Descoberto cenário geológico que pode ter desencadeado vida na Terra

Simone Marchi

Ilustração da Terra primitiva quando o fragmento mais antigo do nosso planeta se terá formado.

Uma equipa de investigadores identificou um conjunto de condições de reação geológica que podem ter desencadeado a vida no nosso planeta.

A nova investigação permitiu descobrir um cenário evolutivo plausível no qual os ácidos nucléicos – blocos de construção genéticos fundamentais da vida – poderiam permitir a sua própria replicação.

Segundo o Phys, este estudo mostra como uma simples configuração geofísica do fluxo de gás sobre um canal estreito de água pode criar um ambiente físico propício à replicação de ácidos nucléicos. 

O surgimento da vida no nosso planeta continua a ser um mistério para os cientistas, ainda que haja uma teoria consensual: a que defende que a replicação de material genético – os ácidos nucleicos ADN e ARN – foi um processo central para o fenómeno. 

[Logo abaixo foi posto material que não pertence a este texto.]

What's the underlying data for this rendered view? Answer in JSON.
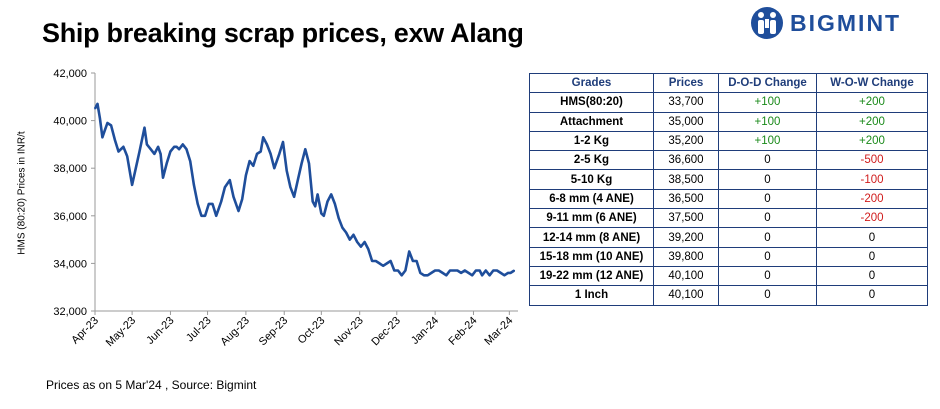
{
  "title": "Ship breaking scrap prices, exw Alang",
  "brand": {
    "name": "BIGMINT",
    "color": "#1f4e9b"
  },
  "footer": "Prices as on 5 Mar'24 , Source:  Bigmint",
  "table": {
    "headers": [
      "Grades",
      "Prices",
      "D-O-D Change",
      "W-O-W Change"
    ],
    "rows": [
      {
        "grade": "HMS(80:20)",
        "price": "33,700",
        "dod": "+100",
        "wow": "+200"
      },
      {
        "grade": "Attachment",
        "price": "35,000",
        "dod": "+100",
        "wow": "+200"
      },
      {
        "grade": "1-2 Kg",
        "price": "35,200",
        "dod": "+100",
        "wow": "+200"
      },
      {
        "grade": "2-5 Kg",
        "price": "36,600",
        "dod": "0",
        "wow": "-500"
      },
      {
        "grade": "5-10 Kg",
        "price": "38,500",
        "dod": "0",
        "wow": "-100"
      },
      {
        "grade": "6-8 mm (4 ANE)",
        "price": "36,500",
        "dod": "0",
        "wow": "-200"
      },
      {
        "grade": "9-11 mm (6 ANE)",
        "price": "37,500",
        "dod": "0",
        "wow": "-200"
      },
      {
        "grade": "12-14 mm (8 ANE)",
        "price": "39,200",
        "dod": "0",
        "wow": "0"
      },
      {
        "grade": "15-18 mm (10 ANE)",
        "price": "39,800",
        "dod": "0",
        "wow": "0"
      },
      {
        "grade": "19-22 mm (12 ANE)",
        "price": "40,100",
        "dod": "0",
        "wow": "0"
      },
      {
        "grade": "1 Inch",
        "price": "40,100",
        "dod": "0",
        "wow": "0"
      }
    ]
  },
  "chart_data": {
    "type": "line",
    "ylabel": "HMS (80:20) Prices in INR/t",
    "xlabel": "",
    "ylim": [
      32000,
      42000
    ],
    "y_ticks": [
      "32,000",
      "34,000",
      "36,000",
      "38,000",
      "40,000",
      "42,000"
    ],
    "x_ticks": [
      "Apr-23",
      "May-23",
      "Jun-23",
      "Jul-23",
      "Aug-23",
      "Sep-23",
      "Oct-23",
      "Nov-23",
      "Dec-23",
      "Jan-24",
      "Feb-24",
      "Mar-24"
    ],
    "line_color": "#1f4e9b",
    "grid": false,
    "series": [
      {
        "x": [
          "2023-04-01",
          "2023-04-03",
          "2023-04-05",
          "2023-04-07",
          "2023-04-09",
          "2023-04-11",
          "2023-04-14",
          "2023-04-17",
          "2023-04-20",
          "2023-04-24",
          "2023-04-27",
          "2023-05-01",
          "2023-05-04",
          "2023-05-07",
          "2023-05-09",
          "2023-05-11",
          "2023-05-13",
          "2023-05-16",
          "2023-05-19",
          "2023-05-22",
          "2023-05-24",
          "2023-05-26",
          "2023-05-29",
          "2023-06-01",
          "2023-06-04",
          "2023-06-06",
          "2023-06-08",
          "2023-06-11",
          "2023-06-14",
          "2023-06-17",
          "2023-06-20",
          "2023-06-23",
          "2023-06-26",
          "2023-06-29",
          "2023-07-02",
          "2023-07-05",
          "2023-07-08",
          "2023-07-10",
          "2023-07-12",
          "2023-07-15",
          "2023-07-19",
          "2023-07-22",
          "2023-07-26",
          "2023-07-29",
          "2023-08-01",
          "2023-08-04",
          "2023-08-07",
          "2023-08-10",
          "2023-08-13",
          "2023-08-15",
          "2023-08-18",
          "2023-08-21",
          "2023-08-24",
          "2023-08-28",
          "2023-08-31",
          "2023-09-03",
          "2023-09-06",
          "2023-09-09",
          "2023-09-12",
          "2023-09-15",
          "2023-09-18",
          "2023-09-21",
          "2023-09-24",
          "2023-09-26",
          "2023-09-28",
          "2023-10-01",
          "2023-10-03",
          "2023-10-06",
          "2023-10-09",
          "2023-10-12",
          "2023-10-15",
          "2023-10-18",
          "2023-10-21",
          "2023-10-24",
          "2023-10-27",
          "2023-10-30",
          "2023-11-02",
          "2023-11-05",
          "2023-11-08",
          "2023-11-11",
          "2023-11-14",
          "2023-11-17",
          "2023-11-20",
          "2023-11-23",
          "2023-11-26",
          "2023-11-29",
          "2023-12-02",
          "2023-12-05",
          "2023-12-08",
          "2023-12-11",
          "2023-12-14",
          "2023-12-17",
          "2023-12-20",
          "2023-12-23",
          "2023-12-26",
          "2023-12-29",
          "2024-01-01",
          "2024-01-04",
          "2024-01-07",
          "2024-01-10",
          "2024-01-13",
          "2024-01-16",
          "2024-01-19",
          "2024-01-22",
          "2024-01-25",
          "2024-01-28",
          "2024-01-31",
          "2024-02-03",
          "2024-02-06",
          "2024-02-08",
          "2024-02-11",
          "2024-02-14",
          "2024-02-17",
          "2024-02-20",
          "2024-02-23",
          "2024-02-26",
          "2024-02-29",
          "2024-03-02",
          "2024-03-05"
        ],
        "values": [
          40500,
          40700,
          40100,
          39300,
          39600,
          39900,
          39800,
          39200,
          38700,
          38900,
          38500,
          37300,
          38000,
          38700,
          39200,
          39700,
          39000,
          38800,
          38600,
          38900,
          38600,
          37600,
          38200,
          38700,
          38900,
          38900,
          38800,
          39000,
          38800,
          38300,
          37300,
          36500,
          36000,
          36000,
          36500,
          36500,
          36000,
          36300,
          36600,
          37200,
          37500,
          36800,
          36200,
          36700,
          37700,
          38300,
          38100,
          38600,
          38700,
          39300,
          39000,
          38600,
          38000,
          38600,
          39100,
          37900,
          37200,
          36800,
          37500,
          38200,
          38800,
          38200,
          36600,
          36400,
          36900,
          36100,
          36000,
          36600,
          36900,
          36500,
          35900,
          35500,
          35300,
          35000,
          35200,
          34900,
          34700,
          34900,
          34600,
          34100,
          34100,
          34000,
          33900,
          34000,
          34100,
          33700,
          33700,
          33500,
          33700,
          34500,
          34100,
          34100,
          33600,
          33500,
          33500,
          33600,
          33700,
          33700,
          33600,
          33500,
          33700,
          33700,
          33700,
          33600,
          33700,
          33600,
          33500,
          33700,
          33700,
          33500,
          33700,
          33500,
          33700,
          33700,
          33600,
          33500,
          33600,
          33600,
          33700
        ]
      }
    ]
  }
}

As moléculas de ARN podem armazenar informações genéticas e desencadear a sua própria replicação através da formação de hélices de fita dupla. A combinação destas suas capacidades permite que sofram mutações, evoluam e se adaptem a diversos ambientes, codificando os blocos de construção de proteínas da vida.

Para que tal aconteça, as fitas de ARN precisam de se replicar na forma de fita dupla e de se separar novamente para completar o ciclo de replicação. No entanto, a separação das fitas é uma tarefa difícil nas altas concentrações de sal e ácidos nucleicos necessárias para a replicação.

“Vários mecanismos foram estudados, mas todos requerem mudanças de temperatura que levariam à degradação dos ácidos nucléicos”, explicou o investigador Philipp Schwintek.

“Investigamos um cenário geológico simples e omnipresente em que o movimento da água através de um poro de rocha foi seco por um gás que se infiltrou para chegar à superfície. Esta configuração seria muito comum em ilhas vulcânicas na Terra primitiva, que ofereciam as condições secas necessárias para a síntese de ARN”, acrescentou.

Em laboratório, a equipa construiu um modelo do poro da rocha com um fluxo de água ascendente a evaporar numa interseção com um fluxo de gás perpendicular, causando uma acumulação de moléculas de gás dissolvidas na superfície. Neste processo, o fluxo de gás induz correntes circulares na água, forçando as moléculas a regressar. 

Para entender como este modelo afetaria os ácidos nucléicos no ambiente, os cientistas usaram grânulos para monitorizar a dinâmica do fluxo de água e rastrearam o movimento de fragmentos de ADN curtos marcados com fluorescência.

“A nossa expectativa era que a evaporação contínua levasse a uma acumulação de fitas de ADN. Contudo, descobrimos que a água evaporava continuamente, mas os ácidos nucléicos na face aquosa se acumulavam perto da interface gás-água”, referiu Schwintek.

Cinco minutos após o início da experiência, verificou-se uma acumulação triplo de fitas de ADN. Uma hora depois, havia 30 vezes mais fitas.

Já para a separação das fitas duplas de ADN, normalmente é necessária uma mudança na temperatura, mas quando a temperatura é constante, são necessárias mudanças na concentração de sal.

Para testar se o fluxo circular de fluido na interface do fluxo de gás e a difusão passiva impulsionariam a separação das fitas, forçando os ácidos nucléicos através de áreas com diferentes concentrações de sal, a equipa usou um método chamado espectroscopia FRET.

Um sinal alto de FRET revela que as fitas de ADN ainda estão ligadas, enquanto um FRET baixo indica que as fitas estão separadas. Como previsto, o sinal FRET aumentou inicialmente perto da interface gás-água, indicando a formação de ADN de fita dupla. 

No entanto, ao longo da experiência, especialmente em momentos de fluxo ascendente de água, o sinal FRET foi baixo.

Quando os investigadoras sobrepuseram os dados com a sua simulação de fluxo de água e concentrações de sal, descobriram que o vórtice na interface gás-água causou mudanças significativas nas concentrações de sal, capazes de conduzir à separação dos fios.

Os cientistas consideram esta “geometria” muito simples, pelo que as novas descobertas, publicadas na eLife, aumentam o repertório de potenciais ambientes que poderiam permitir a replicação em planetas primitivos.